Ich habe mich gefreut. Lars Kraume hat ein Gespür für Themen, die aus dem kollektiven Gedächtnis verdrängt wurden und nun neu aufgearbeitet werden. Mit der Thematik des deutschen Kolonialismus und dem Völkermord an den Herero und Nama ist ihm das, glaube ich, wieder gelungen.

Wie haben Sie sich der Zeit um 1904 bis 1908 und des Themas genähert? Welche Herausforderungen gab es?

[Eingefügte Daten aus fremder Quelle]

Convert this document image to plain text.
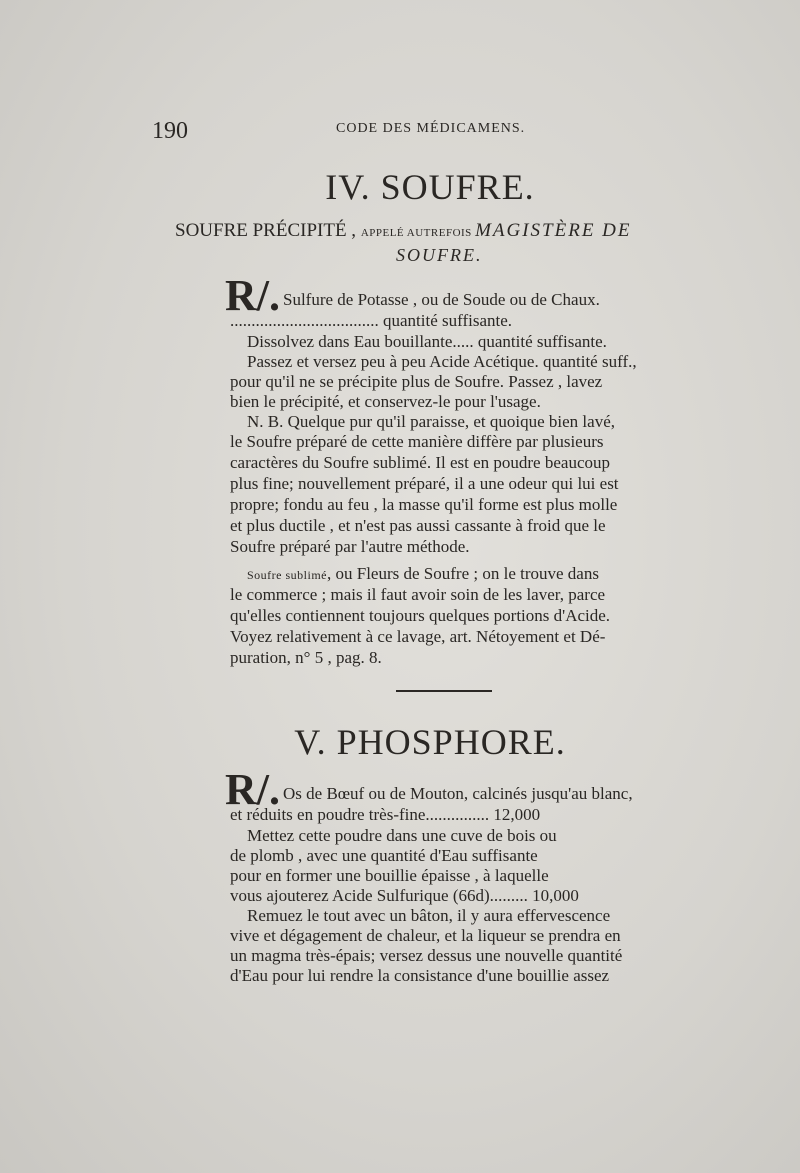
190	CODE DES MÉDICAMENS.
IV. SOUFRE.
SOUFRE PRÉCIPITÉ , APPELÉ AUTREFOIS MAGISTÈRE DE
SOUFRE.
R/. Sulfure de Potasse , ou de Soude ou de Chaux.
................................... quantité suffisante.
Dissolvez dans Eau bouillante..... quantité suffisante.
Passez et versez peu à peu Acide Acétique. quantité suff.,
pour qu'il ne se précipite plus de Soufre. Passez , lavez
bien le précipité, et conservez-le pour l'usage.
N. B. Quelque pur qu'il paraisse, et quoique bien lavé,
le Soufre préparé de cette manière diffère par plusieurs
caractères du Soufre sublimé. Il est en poudre beaucoup
plus fine; nouvellement préparé, il a une odeur qui lui est
propre; fondu au feu , la masse qu'il forme est plus molle
et plus ductile , et n'est pas aussi cassante à froid que le
Soufre préparé par l'autre méthode.
Soufre sublimé, ou Fleurs de Soufre ; on le trouve dans
le commerce ; mais il faut avoir soin de les laver, parce
qu'elles contiennent toujours quelques portions d'Acide.
Voyez relativement à ce lavage, art. Nétoyement et Dé-
puration, n° 5 , pag. 8.
V. PHOSPHORE.
R/. Os de Bœuf ou de Mouton, calcinés jusqu'au blanc,
et réduits en poudre très-fine............... 12,000
Mettez cette poudre dans une cuve de bois ou
de plomb , avec une quantité d'Eau suffisante
pour en former une bouillie épaisse , à laquelle
vous ajouterez Acide Sulfurique (66d)......... 10,000
Remuez le tout avec un bâton, il y aura effervescence
vive et dégagement de chaleur, et la liqueur se prendra en
un magma très-épais; versez dessus une nouvelle quantité
d'Eau pour lui rendre la consistance d'une bouillie assez
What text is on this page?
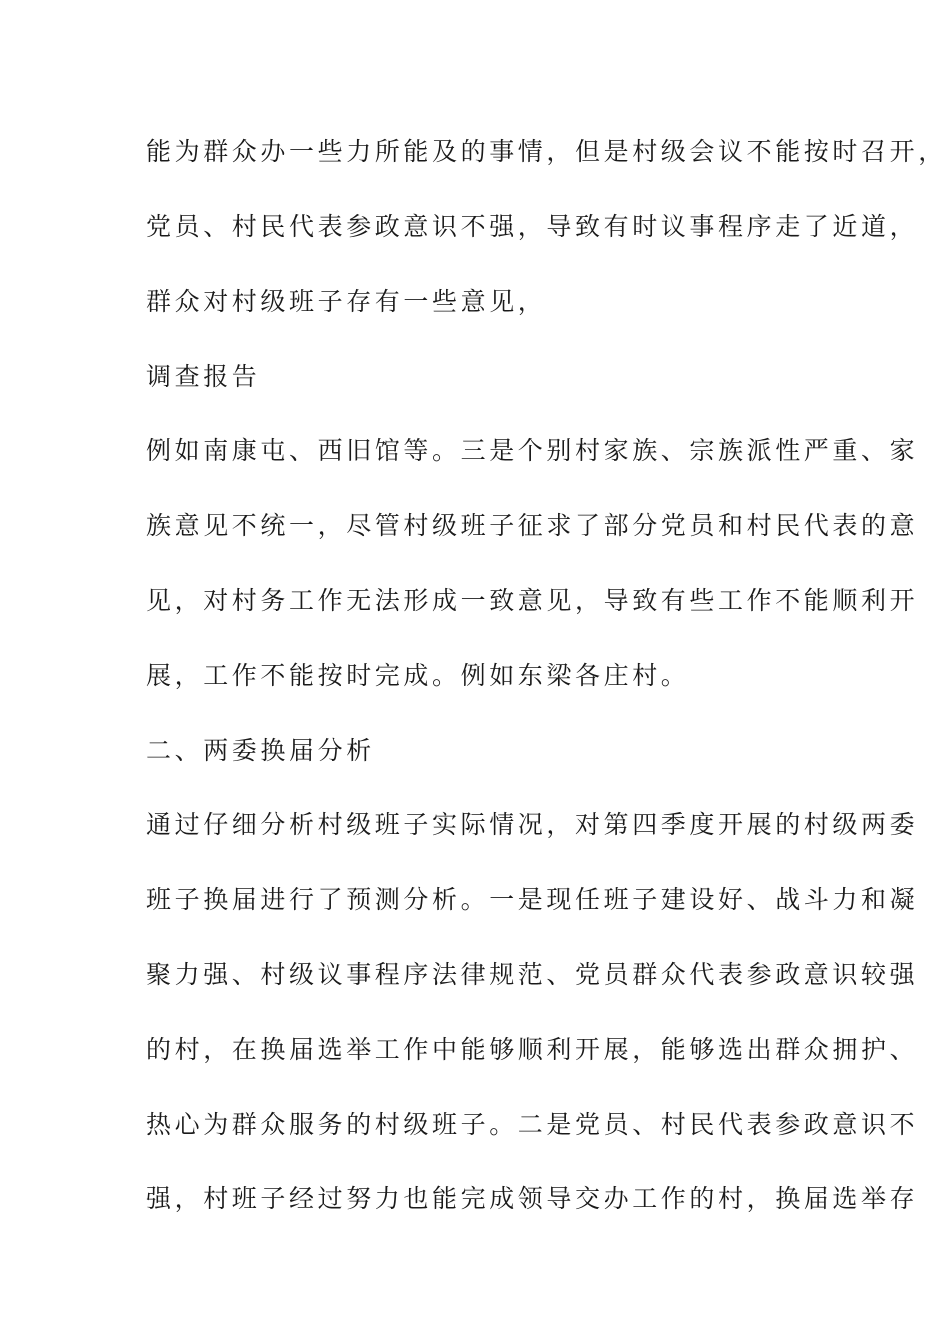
能为群众办一些力所能及的事情，但是村级会议不能按时召开，
党员、村民代表参政意识不强，导致有时议事程序走了近道，
群众对村级班子存有一些意见，
调查报告
例如南康屯、西旧馆等。三是个别村家族、宗族派性严重、家
族意见不统一，尽管村级班子征求了部分党员和村民代表的意
见，对村务工作无法形成一致意见，导致有些工作不能顺利开
展，工作不能按时完成。例如东梁各庄村。
二、两委换届分析
通过仔细分析村级班子实际情况，对第四季度开展的村级两委
班子换届进行了预测分析。一是现任班子建设好、战斗力和凝
聚力强、村级议事程序法律规范、党员群众代表参政意识较强
的村，在换届选举工作中能够顺利开展，能够选出群众拥护、
热心为群众服务的村级班子。二是党员、村民代表参政意识不
强，村班子经过努力也能完成领导交办工作的村，换届选举存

Ich las viel Literatur und ließ mich einerseits von meinem Militär-Spezialisten und andererseits von den Historikern des Museums in Windkhouk beraten. Dafür flogen wir, Lars, der Szenenbildner und ich, im Vorfeld extra nach Namibia. Der direkte Diskurs vor Ort hat mich sehr berührt. Besonders wichtig für mich war das Treffen mit Cynthia Mica – eine Frau, die mit ihrer Herkunft die Geschichte der Kolonialzeit in sich vereint. Mit ihrer Hilfe konnte ich mich diesem sensiblen Thema nähern. Sie begleitete das ganze Projekt, übernahm die Herstellung der traditionellen Herero Kostüme und half sichtbar zu machen, dass dieses Thema ihr und den heutigen Herero und Nama eine Herzensangelegenheit ist.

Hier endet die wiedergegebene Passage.